Weil die Literatur immer konkret ist, denkt sie nicht in Begriffen, sondern in Szenen. Das Wissen vom Glück erscheint daher in der Literatur immer und immer wieder als die leibhaftige Begegnung zweier Menschen. Das Nachdenken darüber verkörpert sich in deren Geschichte und weiterem Schicksal. Was in der Philosophie Theorie ist, ist in der Literatur Handlung. Gewiss wird über diese innerhalb der Literatur auch nachgedacht, aber die Reflexionen der Figuren holen ihr Handeln nie ganz ein. Eine Szene wird symbolisch aufgeladen, und wie immer man sich darüber innerhalb und außerhalb des Textes den Kopf zerbricht, zu einem vollständig in Sprache übersetzten Verständnis gelangt man nie. Ein Beispiel ist Hamlets stummer Besuch bei Ophelia, von dem diese ihrem Vater berichtet. Hamlet ist in verwahrlostem Zustand bei ihr erschienen, hat ihr Handgelenk gefasst und sie lange wortlos angeschaut, dann hat er so tief gestöhnt, dass es durch seinen ganzen Körper lief.
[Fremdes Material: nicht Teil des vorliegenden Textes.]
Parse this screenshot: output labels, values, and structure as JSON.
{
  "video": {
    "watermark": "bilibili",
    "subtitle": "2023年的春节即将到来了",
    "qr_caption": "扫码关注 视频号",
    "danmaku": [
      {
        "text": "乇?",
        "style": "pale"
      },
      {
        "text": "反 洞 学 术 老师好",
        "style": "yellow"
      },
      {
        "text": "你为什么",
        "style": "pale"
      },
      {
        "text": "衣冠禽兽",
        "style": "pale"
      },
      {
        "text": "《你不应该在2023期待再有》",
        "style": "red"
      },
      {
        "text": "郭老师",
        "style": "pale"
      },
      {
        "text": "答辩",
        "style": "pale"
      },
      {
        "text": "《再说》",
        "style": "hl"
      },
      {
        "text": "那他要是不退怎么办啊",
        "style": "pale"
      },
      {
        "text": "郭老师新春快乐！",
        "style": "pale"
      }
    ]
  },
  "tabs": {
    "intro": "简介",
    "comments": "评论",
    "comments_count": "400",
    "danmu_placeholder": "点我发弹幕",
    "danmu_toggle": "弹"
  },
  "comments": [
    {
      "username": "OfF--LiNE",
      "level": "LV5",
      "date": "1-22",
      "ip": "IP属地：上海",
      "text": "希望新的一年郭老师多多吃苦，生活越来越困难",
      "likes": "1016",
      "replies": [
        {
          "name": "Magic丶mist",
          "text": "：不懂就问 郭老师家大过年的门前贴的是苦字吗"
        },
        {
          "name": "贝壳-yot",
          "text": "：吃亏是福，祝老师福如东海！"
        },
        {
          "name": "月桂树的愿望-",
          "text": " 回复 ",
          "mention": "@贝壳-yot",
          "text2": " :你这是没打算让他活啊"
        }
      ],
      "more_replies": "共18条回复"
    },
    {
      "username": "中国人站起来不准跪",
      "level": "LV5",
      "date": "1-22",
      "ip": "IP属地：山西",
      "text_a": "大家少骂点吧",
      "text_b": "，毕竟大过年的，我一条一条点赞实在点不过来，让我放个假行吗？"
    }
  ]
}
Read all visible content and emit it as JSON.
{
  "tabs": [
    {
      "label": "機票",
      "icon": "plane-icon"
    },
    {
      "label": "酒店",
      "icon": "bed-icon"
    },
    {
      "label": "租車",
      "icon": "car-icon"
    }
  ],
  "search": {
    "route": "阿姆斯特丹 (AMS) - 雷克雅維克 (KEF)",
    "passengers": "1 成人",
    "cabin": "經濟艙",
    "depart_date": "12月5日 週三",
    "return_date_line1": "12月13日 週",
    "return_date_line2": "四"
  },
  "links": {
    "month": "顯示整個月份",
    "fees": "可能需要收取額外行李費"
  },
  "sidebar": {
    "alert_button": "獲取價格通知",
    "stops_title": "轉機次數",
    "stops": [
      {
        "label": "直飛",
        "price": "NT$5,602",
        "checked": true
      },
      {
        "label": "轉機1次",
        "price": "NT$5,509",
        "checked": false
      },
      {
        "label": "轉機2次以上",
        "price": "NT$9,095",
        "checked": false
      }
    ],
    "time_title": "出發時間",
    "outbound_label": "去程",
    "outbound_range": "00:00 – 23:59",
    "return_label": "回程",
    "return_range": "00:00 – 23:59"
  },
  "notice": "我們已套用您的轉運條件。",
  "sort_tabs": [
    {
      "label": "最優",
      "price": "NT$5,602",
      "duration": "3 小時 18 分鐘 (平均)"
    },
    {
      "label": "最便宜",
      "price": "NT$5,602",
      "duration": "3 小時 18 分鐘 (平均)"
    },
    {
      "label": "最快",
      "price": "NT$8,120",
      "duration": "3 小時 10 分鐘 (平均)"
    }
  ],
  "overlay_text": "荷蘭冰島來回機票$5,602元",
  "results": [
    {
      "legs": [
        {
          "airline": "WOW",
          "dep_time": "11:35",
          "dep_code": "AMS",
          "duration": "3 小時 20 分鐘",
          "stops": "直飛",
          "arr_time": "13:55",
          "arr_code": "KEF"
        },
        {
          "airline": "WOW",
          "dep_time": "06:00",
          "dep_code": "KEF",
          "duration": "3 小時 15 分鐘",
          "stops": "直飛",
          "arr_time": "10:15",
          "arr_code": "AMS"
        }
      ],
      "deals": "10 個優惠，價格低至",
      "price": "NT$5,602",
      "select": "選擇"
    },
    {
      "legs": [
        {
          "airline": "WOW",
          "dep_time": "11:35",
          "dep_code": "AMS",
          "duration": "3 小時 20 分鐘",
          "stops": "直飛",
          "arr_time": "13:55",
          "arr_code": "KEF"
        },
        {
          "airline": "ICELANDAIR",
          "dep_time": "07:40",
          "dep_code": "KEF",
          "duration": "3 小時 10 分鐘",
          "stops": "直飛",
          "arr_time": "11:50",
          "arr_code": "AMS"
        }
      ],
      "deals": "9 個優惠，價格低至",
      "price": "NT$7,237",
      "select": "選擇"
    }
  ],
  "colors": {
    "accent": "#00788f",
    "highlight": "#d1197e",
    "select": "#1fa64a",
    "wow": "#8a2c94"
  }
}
Schließlich hat er das Zimmer auf eine seltsame Weise wieder verlassen, so nämlich:
That done, he lets me go,
And with his head over his shoulder turn’d
He seem’d to find his way without his eyes,
For out o’ doors he went without their helps,
And to the last bended their light on me.3
Danach, erzählt Ophelia also, ließ er mich los, und, den Kopf über seine Schulter zurückgedreht, schien er den Weg ohne seine Augen zu finden; denn er ging zur Tür hinaus ohne deren Hilfe und hielt den Blick bis zuletzt auf mich gerichtet.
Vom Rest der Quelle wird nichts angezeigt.